CIA Spies On Senate Intelligence Committee In Effort to Block Senate Report On Disastrous CIA Torture Program

A devastating and secret report by the Senate Intelligence Committee documents in detail how the C.I.A.’s brutalization of terror suspects during the Bush years was unnecessary, ineffective, and deceptively sold to Congress, the White House, Justice Department, and the public.

The CIA has long fought to keep the report secret.

That's not surprising, given that torture is wholly illegal (and see this).

And that the CIA's torture program ended up deceiving the 9/11 Commission. Specifically, the 9/11 Commission Report was largely based on third-hand accounts of what tortured detainees said, with two of the three parties in the communication being government employees.  The 9/11 Commissioners were not allowed to speak with the detainees, or even their interrogators. Instead, they got their information third-hand.  The Commission itself didn’t really trust the interrogation testimony … yet published it as if it were Gospel.

New York Times investigative reporter Philip Shenon Newsweek noted in a 2009 essay in Newsweek that the 9/11 Commission Report was unreliable because most of the information was based on the statements of tortured detainees.

As NBC News reported:

  • Much of the 9/11 Commission Report was based upon the testimony of people who were tortured
  • At least four of the people whose interrogation figured in the 9/11 Commission Report have claimed that they told interrogators information as a way to stop being “tortured.”
  • One of the Commission’s main sources of information was tortured until he agreed to sign a confession that he was NOT EVEN ALLOWED TO READ
  • The 9/11 Commission itself doubted the accuracy of the torture confessions, and yet kept their doubts to themselves

Indeed, the type of torture used by the U.S. on the Guantanamo suspects was of a "special" type. Senator Levin revealed that the the U.S. used Communist torture techniques specifically aimed at creating false confessions. And see these important reports from McClatchy, New York Times, CNN and Huffington Post.
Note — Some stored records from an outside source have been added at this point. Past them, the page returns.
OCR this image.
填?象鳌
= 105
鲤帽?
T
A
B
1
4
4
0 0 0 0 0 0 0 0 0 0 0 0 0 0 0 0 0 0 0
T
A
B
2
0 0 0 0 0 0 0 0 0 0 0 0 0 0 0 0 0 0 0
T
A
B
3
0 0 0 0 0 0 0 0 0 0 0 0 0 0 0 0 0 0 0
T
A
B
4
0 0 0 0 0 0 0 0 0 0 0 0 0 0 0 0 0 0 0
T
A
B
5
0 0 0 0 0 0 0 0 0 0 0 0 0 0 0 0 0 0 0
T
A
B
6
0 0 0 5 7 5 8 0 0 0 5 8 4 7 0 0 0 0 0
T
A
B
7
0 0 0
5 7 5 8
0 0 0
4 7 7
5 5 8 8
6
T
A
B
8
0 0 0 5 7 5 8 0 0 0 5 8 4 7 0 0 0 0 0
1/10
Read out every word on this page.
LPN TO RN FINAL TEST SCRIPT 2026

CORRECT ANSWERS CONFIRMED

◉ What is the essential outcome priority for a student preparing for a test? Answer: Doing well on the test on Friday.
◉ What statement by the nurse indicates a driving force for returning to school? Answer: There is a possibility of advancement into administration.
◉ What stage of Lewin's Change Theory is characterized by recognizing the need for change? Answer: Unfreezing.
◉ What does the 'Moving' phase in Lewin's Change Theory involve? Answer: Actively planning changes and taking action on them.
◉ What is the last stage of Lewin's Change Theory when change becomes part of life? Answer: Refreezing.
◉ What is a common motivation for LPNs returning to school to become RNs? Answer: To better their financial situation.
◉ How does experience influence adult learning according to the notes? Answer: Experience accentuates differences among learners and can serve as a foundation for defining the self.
CIA Goes to Great Lengths to Cover Up Torture

The CIA has already gone to great lengths to cover up the torture … and the unreliability of the testimony published by the 9/11 Commission.

The CIA has blocked release of the Senate's torture report for years. But it has taken many other actions to try to keep the lid on the torture program.

For example, the CIA videotaped the interrogation of 9/11 suspects, but  falsely told the 9/11 Commission that there were no videotapes or other records of the interrogations, and then illegally destroyed all of the tapes and transcripts of the interrogations.

9/11 Commission co-chairs Thomas Keane and Lee Hamilton wrote:

Those who knew about those videotapes — and did not tell us about them — obstructed our investigation.

 

***

 

Government officials decided not to inform a lawfully constituted body, created by Congress and the president, to investigate one the greatest tragedies to confront this country. We call that obstruction.

(And the chairs of both the 9/11 Commission and the Official Congressional Inquiry into 9/11 said that Soviet-style government “minders” obstructed the investigation into 9/11 by intimidating witnesses.  We believe that some of the minders were from the CIA.)

Spying On Its Overseers In Washington

In the last 24 hours, the New York Times and McClatchy have published stories revealing that the CIA is spying on the Senate Intelligence Committee, as part of its efforts to block release of its torture report.

Just Security points out:

The CIA Inspector General has reportedly requested the Justice Department to investigate the case as a criminal matter.

As Tech Dirt notes:

In many ways, the idea that the CIA is directly spying on the Senate Committee charged with its own oversight is a bigger potential scandal than many of the Snowden NSA revelations so far.

We partially agree … although we believe that the NSA has also been spying on – and blackmailing – its "overseers" in Washington.